My coach, Robert Pincham, had invited me to attend the CDSI during the summer since I had taken an AP course with him the year before, but I knew nothing about the activity so I quickly refused. Debate was a new activity at Harlan that year and I figured that I owed it to Mr. Pincham to at least check out the introductory meeting of the team. After doing a few odd speaking drills, I felt apprehensive to continue with the team, but I figured that I would make my decision after debating at a few tournaments.
Things were rough at first- it took me a while to completely grasp the basic structure of the activity, and I had a different partner almost every tournament until the fourth tournament of my first year- but I quickly learned that I had completely misjudged how much I could gain from debate. The public speaking aspect took a backseat to the leadership, team interaction and research skills I was picking up from the activity. Debate motivated me to keep focused both within the activity and in my classes and allowed me to interact with other students across the city I would never have had the chance to meet otherwise.

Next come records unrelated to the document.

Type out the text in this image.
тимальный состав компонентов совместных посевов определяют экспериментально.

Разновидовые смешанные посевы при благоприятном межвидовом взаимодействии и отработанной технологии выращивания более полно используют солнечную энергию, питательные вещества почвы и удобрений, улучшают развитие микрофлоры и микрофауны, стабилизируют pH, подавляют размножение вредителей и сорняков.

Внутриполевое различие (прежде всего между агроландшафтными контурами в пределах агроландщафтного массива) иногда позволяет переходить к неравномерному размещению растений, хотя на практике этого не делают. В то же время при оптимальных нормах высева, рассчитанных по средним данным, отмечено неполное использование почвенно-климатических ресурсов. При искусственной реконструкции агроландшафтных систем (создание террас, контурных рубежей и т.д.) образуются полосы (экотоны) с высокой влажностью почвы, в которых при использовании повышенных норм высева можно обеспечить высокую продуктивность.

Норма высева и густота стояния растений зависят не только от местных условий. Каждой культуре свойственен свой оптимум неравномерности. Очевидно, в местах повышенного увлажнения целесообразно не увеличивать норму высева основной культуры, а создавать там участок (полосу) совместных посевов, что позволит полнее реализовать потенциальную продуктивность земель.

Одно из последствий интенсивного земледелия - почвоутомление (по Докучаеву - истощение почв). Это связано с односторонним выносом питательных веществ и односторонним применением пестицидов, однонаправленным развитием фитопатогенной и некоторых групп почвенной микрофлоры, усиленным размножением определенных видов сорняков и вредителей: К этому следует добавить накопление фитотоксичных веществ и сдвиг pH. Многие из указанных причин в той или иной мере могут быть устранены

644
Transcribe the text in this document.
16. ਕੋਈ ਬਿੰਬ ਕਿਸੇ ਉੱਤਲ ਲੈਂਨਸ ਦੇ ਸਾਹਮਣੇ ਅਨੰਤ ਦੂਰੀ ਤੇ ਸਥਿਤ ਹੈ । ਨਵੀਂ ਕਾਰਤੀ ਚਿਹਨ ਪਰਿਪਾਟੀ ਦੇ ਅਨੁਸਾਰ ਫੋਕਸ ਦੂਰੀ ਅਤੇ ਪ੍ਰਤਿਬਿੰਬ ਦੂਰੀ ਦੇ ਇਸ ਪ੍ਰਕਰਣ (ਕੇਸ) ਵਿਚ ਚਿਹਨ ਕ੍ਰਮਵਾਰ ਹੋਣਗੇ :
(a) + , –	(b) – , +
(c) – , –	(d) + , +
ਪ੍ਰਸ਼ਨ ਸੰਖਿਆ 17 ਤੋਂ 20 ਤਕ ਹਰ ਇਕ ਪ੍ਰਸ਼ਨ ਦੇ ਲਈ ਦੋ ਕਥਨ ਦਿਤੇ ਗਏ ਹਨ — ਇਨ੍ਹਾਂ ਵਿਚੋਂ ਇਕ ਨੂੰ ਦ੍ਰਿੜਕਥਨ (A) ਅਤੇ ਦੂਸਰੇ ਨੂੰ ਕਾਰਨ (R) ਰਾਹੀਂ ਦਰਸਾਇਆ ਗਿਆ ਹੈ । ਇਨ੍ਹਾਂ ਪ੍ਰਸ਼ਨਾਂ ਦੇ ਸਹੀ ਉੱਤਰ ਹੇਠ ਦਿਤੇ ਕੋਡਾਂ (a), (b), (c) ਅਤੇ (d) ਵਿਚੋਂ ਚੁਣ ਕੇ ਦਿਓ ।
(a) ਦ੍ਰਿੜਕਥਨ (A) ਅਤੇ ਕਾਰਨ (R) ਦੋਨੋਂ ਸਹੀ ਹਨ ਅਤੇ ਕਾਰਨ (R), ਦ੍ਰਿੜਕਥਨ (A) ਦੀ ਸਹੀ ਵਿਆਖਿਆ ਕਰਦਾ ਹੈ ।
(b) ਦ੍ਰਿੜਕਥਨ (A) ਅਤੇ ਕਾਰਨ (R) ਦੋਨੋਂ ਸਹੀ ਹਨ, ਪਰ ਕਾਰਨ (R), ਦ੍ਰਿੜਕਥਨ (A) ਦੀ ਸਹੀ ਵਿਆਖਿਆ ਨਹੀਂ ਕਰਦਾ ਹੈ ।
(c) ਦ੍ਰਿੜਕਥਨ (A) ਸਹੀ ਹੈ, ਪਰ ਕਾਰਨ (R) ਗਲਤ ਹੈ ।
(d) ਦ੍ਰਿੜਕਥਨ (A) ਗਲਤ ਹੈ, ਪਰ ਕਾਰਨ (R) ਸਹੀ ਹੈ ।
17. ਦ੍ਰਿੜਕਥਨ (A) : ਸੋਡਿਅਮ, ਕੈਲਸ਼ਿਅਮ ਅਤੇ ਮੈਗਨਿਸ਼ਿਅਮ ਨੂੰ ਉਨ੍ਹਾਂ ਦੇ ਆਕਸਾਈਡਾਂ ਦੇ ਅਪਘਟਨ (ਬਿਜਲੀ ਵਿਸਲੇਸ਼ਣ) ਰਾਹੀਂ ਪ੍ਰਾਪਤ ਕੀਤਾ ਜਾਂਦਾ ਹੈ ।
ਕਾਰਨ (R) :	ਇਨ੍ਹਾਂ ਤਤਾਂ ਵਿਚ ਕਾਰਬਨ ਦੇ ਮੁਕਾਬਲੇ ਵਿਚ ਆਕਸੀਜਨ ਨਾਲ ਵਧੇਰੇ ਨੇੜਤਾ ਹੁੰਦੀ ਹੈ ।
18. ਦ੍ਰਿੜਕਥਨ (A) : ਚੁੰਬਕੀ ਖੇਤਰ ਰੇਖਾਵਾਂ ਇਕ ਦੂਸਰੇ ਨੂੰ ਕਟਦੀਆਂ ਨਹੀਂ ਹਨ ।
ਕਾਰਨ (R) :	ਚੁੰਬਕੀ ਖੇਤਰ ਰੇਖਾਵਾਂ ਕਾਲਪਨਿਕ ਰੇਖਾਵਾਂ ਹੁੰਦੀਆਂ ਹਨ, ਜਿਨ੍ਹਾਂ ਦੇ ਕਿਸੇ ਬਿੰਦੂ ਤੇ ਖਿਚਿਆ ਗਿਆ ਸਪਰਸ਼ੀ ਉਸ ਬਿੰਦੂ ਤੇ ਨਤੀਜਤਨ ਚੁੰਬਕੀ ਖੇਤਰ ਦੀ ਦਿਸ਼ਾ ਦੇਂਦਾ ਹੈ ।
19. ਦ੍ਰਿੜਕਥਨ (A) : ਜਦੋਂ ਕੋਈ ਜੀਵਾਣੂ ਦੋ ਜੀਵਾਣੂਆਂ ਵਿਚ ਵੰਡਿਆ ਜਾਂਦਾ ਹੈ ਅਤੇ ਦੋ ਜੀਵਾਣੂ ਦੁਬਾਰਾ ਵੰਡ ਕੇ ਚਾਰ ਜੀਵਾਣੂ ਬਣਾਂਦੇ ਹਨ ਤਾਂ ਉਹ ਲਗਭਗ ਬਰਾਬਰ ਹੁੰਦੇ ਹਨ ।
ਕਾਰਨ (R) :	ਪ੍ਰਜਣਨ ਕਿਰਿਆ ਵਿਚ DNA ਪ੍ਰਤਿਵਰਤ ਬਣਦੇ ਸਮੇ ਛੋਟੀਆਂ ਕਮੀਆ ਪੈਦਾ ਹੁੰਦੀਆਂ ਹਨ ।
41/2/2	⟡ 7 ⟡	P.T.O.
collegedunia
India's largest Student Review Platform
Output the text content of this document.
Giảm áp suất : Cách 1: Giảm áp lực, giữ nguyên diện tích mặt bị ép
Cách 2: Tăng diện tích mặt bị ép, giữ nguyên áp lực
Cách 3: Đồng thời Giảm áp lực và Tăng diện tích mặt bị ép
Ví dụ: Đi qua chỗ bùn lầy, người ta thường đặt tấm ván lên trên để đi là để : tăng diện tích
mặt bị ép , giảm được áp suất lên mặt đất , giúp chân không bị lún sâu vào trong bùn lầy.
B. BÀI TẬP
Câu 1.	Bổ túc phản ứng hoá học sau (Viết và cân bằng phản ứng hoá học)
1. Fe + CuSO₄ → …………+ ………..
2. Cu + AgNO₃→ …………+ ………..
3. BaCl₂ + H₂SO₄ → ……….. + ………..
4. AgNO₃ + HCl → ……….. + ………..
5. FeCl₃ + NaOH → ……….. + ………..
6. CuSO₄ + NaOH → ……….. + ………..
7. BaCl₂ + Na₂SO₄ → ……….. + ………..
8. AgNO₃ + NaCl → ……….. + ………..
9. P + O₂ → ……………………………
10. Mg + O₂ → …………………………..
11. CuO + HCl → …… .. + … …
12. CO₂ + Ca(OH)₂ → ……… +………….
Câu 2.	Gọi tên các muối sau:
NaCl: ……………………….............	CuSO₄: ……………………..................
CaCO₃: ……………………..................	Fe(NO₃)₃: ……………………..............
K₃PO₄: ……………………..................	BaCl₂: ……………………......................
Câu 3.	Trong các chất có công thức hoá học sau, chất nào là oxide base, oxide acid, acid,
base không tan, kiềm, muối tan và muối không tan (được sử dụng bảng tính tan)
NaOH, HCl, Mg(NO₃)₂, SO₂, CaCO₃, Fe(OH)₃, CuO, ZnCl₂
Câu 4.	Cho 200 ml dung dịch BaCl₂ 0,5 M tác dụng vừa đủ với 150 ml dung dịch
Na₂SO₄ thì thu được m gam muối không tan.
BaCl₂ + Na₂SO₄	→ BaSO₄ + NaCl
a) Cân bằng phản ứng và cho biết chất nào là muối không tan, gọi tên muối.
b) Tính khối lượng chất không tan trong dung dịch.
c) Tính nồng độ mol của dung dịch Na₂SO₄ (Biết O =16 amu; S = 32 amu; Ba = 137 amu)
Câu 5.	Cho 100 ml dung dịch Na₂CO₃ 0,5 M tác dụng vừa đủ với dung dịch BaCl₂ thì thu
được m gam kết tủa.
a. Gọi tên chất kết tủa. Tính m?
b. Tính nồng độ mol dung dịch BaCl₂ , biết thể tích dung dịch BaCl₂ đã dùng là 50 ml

After a semifinal closeout victory at my team’s fourth tournament, and a few speaker awards before that, I was completely sure that debate was an activity that I wanted to devote my time to. The physical awards for my hard work were great, but the experience I gained benefited me equally as much and gave me reason to continue with the team. Debate grew to be even more rewarding from there, as I got the chance to meet many great people and get invaluable personal skills that I strongly doubt I would’ve been able to attain through simply working within the standard curriculum at my high school. I spent the two summers following my first year of debate at Northwestern’s Coon-Hardy Debate Institute, and led my team as captain through my senior year.
All of this definitely contributed to my decision to attend Northwestern University as an undergraduate now, and helped me to win the QuestBridge National College Match Scholarship to be here without a large debt. As a sophomore majoring in political science and communications, I have no doubt that debate played a vital role in shaping the person that I am now. As I move forward, I still reflect on the lessons I’ve learned through debate and utilize those lessons in everything that I do.
I still work with debate, both as a judge and also with the Chicago Debate Commission, as an intern this past summer. I hope to help make debate as rewarding an experience for current debaters as it was for me in high school.